The Anambra State High Court sitting in Awka, the state capital, has dismissed the case filed by the All Progressives Congress and Labour Party, challenging the Local Government Autonomy bill passed into law by the State House of Assembly.
The judgment was delivered by Justice Jude Okafor at about 8 pm on Tuesday.
Speaking to journalists in reaction to the judgement at the court premises, the counsel to APC, Chukwunoso Chuwuba, who expressed dissatisfaction over the judgment, said the party would challenge the ruling at the Appeal Court “because the ruling was not in tandem with the Supreme Court decision”.
Recalled that the Anambra State House of Assembly had enacted the Anambra State Local Government Administration Bill 2024, despite stiff resistance from the APC and Labour Party lawmakers representing the state Assembly.
The bill was passed during a plenary session at the state assembly in Awka, the state capital immediately after the September 27, 2024 local government election.

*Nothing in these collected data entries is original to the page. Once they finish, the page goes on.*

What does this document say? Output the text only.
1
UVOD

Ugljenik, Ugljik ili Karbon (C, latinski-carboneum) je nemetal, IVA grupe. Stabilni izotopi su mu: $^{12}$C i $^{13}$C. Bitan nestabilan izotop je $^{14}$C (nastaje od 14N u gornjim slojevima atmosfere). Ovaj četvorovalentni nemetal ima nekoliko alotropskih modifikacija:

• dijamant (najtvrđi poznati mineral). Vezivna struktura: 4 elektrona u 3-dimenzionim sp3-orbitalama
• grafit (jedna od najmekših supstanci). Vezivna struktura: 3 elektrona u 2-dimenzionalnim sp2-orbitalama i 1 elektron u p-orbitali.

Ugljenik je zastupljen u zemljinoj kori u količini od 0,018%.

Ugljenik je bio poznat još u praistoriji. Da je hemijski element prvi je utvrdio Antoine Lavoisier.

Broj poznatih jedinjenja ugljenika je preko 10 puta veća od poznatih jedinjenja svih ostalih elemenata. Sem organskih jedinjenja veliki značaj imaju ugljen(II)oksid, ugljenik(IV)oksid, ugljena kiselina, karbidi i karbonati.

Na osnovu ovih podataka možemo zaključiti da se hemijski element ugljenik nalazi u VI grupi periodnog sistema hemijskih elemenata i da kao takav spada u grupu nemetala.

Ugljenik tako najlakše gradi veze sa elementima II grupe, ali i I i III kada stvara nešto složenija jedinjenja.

The law passed in September 2024, had also drawn sharp criticisms from the opposition and civil society groups, who described it as an intent by the state government to circumvent the Supreme Court’s decision issued on July 11, 2024, which mandated that funds allocated to Nigeria’s 774 local government areas be deposited directly into the LG accounts rather than through state-controlled joint accounts.
But shortly after the bill was passed, the opposition parties in the state, including the APC and LP vehemently opposed the legislation, saying it undermines the Supreme Court rulings on local government financial autonomy, and therefore challenged the process at the court.
Members of the opposition parties, including serving lawmakers like Senator Tony Nwoye and House of Representatives members, George Ozodinobi, Afam Ogene, Idu Emeka, and Anekwe Peter, accused the state governor, Prof. Chukwuma Soludo of orchestrating a systematic effort to financially weaken the 21 local government areas in Anambra State.
They expressed grave concerns that the state government is attempting to revert to an era characterised by fiscal irresponsibility and disregard for local governance autonomy and therefore challenged the process at the High Court.
Reacting to the high court ruling dismissing their case, the counsel to the APC, Chukwunoso Chuwuba,
expressed dissatisfaction over the ruling, insisting that APC would challenge the judgment at the Appeal Court.
Chuwuba said, “As I speak to you now, I have already prepared my document to challenge the outcome because we are not satisfied with the ruling as it is not in tandem with the Supreme Court ruling on local government financial autonomy, and we are therefore challenging the process at the appeal court.”
Also speaking to journalists on the premises of the court, the lead counsel for the Labour Party, Chijioke Akirika, said, “What happened is that some time ago, the Anambra State House of Assembly enacted a law purporting to have provisions in the said law that contradicted the 1999 Constitution and the Electoral Act.
“And the Labour Party opted to go to court to challenge the law, and today the court ruled, quite surprisingly, that Section 28 of the electoral Act, which prescribes the length of notice to be given before the conduct of elections, only applies to INEC elections when Section 150 also stated that these laws shall also apply to elections conducted by state independent electoral commissions.
“So, one expected that in tandem with the Supreme Court, the court would have held that the conduct of the election is determined in accordance with the federal laws, which in this case is the electoral act. But quite surprisingly, the court held that it is a state legislation, and what played out today in court is an unwarranted diversion of the settled case of precedence. What the court ought to do is declare that legislation null and void because of its inconsistencies with federal laws.
“What we shall do is to obtain instruction from the Labour Party and test this matter on appeal, because certainly the contest of our jurisprudence must be expanded and we will be challenging the matter at the Appeal Court.”